Beitrag von EmilyStrange » 05.11.2019, 11:52

Efendi II hat geschrieben:
01.11.2019, 20:35
sita hat geschrieben:
01.11.2019, 18:56
2011 versprach Kanzlerin Angela Merkel den Bürgern, dass die EEG-Umlage nicht über 3,5 Cent/kWh steigen werde. Heute beträgt sie 6,88 Cent – Tendenz weiter steigend. Wirtschaftsminister Peter Altmaier war der Vater der Strompreisbremse, die im Jahre 2013 eingeführt wurde. Den Strompreis hat sie nicht gebremst, er verdoppelte sich von 14 Cent pro KWH im Jahre 2000 auf 30.5 Cent im Jahr 2019, Tendenz steigend. Grüne Politiker versprachen den Wachstumsmotor Arbeitsmarkt und eine Million Arbeitsplätze in der Ökoenergiebranche. Entstanden sind viele Arbeitsplätze – in China. Peter Altmaier erklärt heute zum Kohleausstieg: „Die Versorgungssicherheit ist gewährleistet.“ Er weiß es besser und sollte uns nicht anlügen.
Nach Dänemark hat Deutschland die höchsten Energiepreise in der EU. Doppelt so
teuer wie in Polen und dreimal so teuer wie in Ungarn.
https://www.solarify.eu/2019/08/11/122- ... ompreisen/

Diese beiden Länder verfügen noch über andere Vergünstigungen, wovon man in
Deutschland nur träumen kann. So brauchen z.B. über 65jährige in Polen in dem
Städtischen Nahverkehr nichts zu zahlen. In Ungarn ist für diesen Personenkreis
sogar die Nutzung für den gesamten öffentlichen Verkehr (Eisenbahn, Busse und
Bahnen) in der 2.Klasse freigegeben. Es müssen lediglich die eventuellen Zuschläge
für D- oder IC-Züge gezahlt werden. Das gilt dort auch für ausländische Besucher.

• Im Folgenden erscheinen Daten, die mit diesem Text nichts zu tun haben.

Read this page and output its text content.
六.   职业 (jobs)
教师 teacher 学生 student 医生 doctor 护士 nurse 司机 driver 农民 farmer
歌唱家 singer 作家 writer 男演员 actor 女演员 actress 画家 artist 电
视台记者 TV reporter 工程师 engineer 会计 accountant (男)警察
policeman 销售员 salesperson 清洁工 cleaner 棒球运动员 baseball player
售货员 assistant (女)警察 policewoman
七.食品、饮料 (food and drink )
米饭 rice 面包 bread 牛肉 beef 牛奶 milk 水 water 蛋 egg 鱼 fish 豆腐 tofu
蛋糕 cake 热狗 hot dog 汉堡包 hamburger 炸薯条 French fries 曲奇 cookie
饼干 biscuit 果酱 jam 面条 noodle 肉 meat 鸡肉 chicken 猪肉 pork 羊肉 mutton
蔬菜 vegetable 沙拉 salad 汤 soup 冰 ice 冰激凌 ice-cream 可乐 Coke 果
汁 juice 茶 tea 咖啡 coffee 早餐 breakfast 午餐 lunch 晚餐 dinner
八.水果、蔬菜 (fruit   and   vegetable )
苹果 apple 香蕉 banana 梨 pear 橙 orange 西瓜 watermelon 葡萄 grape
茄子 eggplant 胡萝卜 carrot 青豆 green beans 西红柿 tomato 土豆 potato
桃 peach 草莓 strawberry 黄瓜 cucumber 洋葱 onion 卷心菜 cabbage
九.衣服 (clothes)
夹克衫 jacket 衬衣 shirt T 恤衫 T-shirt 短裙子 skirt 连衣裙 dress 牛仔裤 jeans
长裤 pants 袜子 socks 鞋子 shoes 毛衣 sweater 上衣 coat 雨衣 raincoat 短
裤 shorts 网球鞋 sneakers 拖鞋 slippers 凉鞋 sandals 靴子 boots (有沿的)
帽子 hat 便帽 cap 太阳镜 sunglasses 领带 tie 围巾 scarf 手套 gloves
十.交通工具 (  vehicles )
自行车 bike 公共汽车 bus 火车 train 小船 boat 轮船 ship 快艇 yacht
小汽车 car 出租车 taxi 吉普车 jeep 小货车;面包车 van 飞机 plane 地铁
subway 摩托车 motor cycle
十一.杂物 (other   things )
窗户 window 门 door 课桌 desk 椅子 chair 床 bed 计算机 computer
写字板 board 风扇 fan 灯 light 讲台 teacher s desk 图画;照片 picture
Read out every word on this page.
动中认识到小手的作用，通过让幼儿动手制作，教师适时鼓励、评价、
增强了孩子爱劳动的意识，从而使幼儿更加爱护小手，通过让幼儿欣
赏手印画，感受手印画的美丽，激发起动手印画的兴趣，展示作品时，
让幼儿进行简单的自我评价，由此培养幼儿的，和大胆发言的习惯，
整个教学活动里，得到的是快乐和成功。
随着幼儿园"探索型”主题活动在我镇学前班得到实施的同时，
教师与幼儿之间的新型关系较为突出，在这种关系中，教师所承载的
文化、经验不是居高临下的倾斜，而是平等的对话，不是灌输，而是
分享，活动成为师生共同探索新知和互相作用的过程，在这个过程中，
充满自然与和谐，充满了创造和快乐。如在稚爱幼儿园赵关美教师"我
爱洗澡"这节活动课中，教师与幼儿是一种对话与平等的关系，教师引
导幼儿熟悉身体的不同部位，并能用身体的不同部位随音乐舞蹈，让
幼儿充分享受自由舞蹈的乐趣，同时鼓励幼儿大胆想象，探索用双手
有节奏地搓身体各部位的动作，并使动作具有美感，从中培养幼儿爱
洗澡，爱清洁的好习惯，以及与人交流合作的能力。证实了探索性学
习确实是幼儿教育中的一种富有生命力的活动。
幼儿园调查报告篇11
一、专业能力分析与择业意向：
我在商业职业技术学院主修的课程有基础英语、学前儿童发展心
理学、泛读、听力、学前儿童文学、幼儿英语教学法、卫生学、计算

Die haben allerdings auch keine kostenintensiven "Flüchtlinge" aus aller Welt und
nutzen das Geld lieber für die eigene Bevölkerung. Deshalb kann man dort auch zu
jeder Zeit in den Straßen und Parks gefahrlos spazieren gehen.
In Hessen zahlen Rentner künftig 365 Euro im Jahr für den ÖPNV - also so ein paar Kuchenkrümel bekommt der Pöbel hier schon

Fraglich nur, ob ich als 80jährige Frau / 80 jähriger Mann so scharf auf Bus und Bahn bin, nach den ganzen Schubsereien, Unfällen, Vor-die-Bahn-Fallereien, Rangeleien und sonstigen Vorkomnissen.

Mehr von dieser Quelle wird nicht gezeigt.